The office of Poland's president said Tuesday that he has signed into law one of three contested bills that critics say limit the independence of the judiciary.

President Andrzej Duda announced Monday after days of protests that he would veto two of the bills. His office said early Tuesday he signed the third one, despite demonstrations the previous evening in several cities urging him to block that one, too.

The law allows the justice minister, who is also the prosecutor general, to name the heads of all lower courts.

Critics say it is unconstitutional, but welcomed his rejection of the other bills. One of them would have allowed the justice minister to immediately fire all Supreme Court justices and choose their replacements. The ruling party says not all judges meet professional and ethical standards.

In announcing his decision Monday Duda said the law gave excessive power to the prosecutor general.

"In Poland's Constitution, in the constitutional tradition, the prosecutor general never had any supervision over the Supreme Court," Duda said.

A prominent member of the ruling Law and Justice party, which seemed to be taken by surprise by Duda's veto, said the party was "a little worried" that Duda listened to the protesters.

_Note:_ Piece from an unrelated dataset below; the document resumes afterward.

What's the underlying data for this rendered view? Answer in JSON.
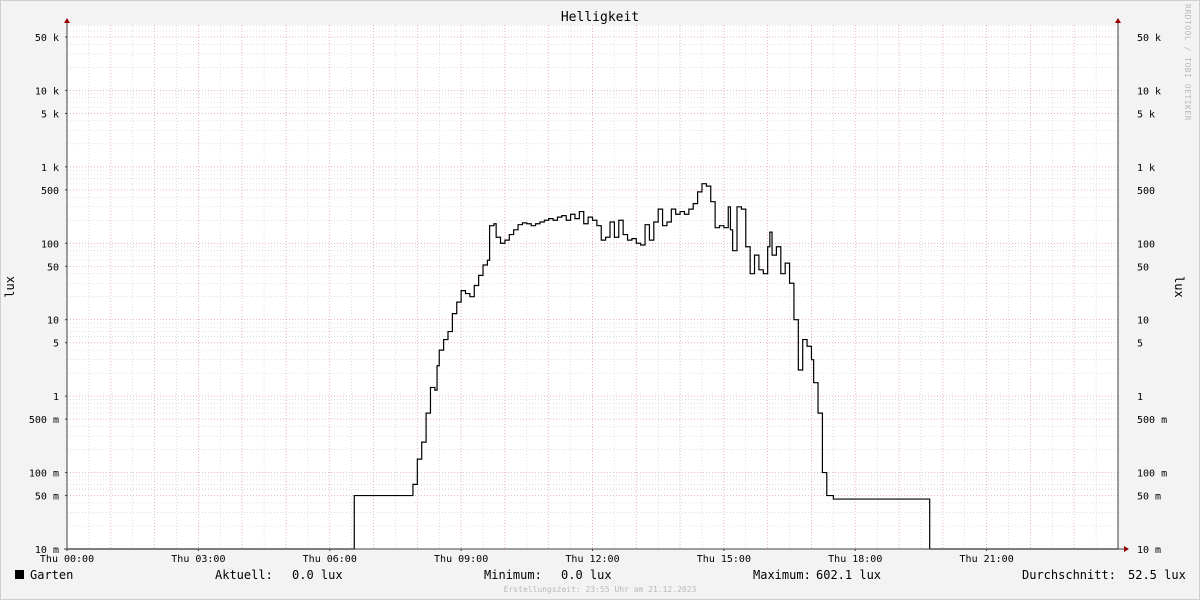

"We don't want the street to have influence on the legislative process in Poland," said Ryszard Terlecki, who is deputy parliament speaker and head of the party's lawmakers.

Party leader Jaroslaw Kaczynski says the government will not yield to opponents in the "street and abroad."

The European Union had expressed concern over the package of legislation and threatened to act soon to sanction Poland. A discussion on next steps is to be held Wednesday.

Duda's decision appears to mark the first significant rift in the ruling Law and Justice party since he won the presidency on the party's ticket in 2015. The party won parliamentary elections later that same year.

Terlecki denied speculation by reporters about a conflict between the party and Duda.

"There is no war at the top," he said.

Until this week Duda had accepted the entirety of the party's program, even other steps denounced by the EU and human rights organizations as attacks on the democratic system of checks and balances.

The party says its program is aimed at removing corrupt officials from state positions.

Deputy Justice Minister Patryk Jaki said he was "disappointed" with Duda's decision.

"It may halt the reform of the judiciary maybe forever," Jaki said.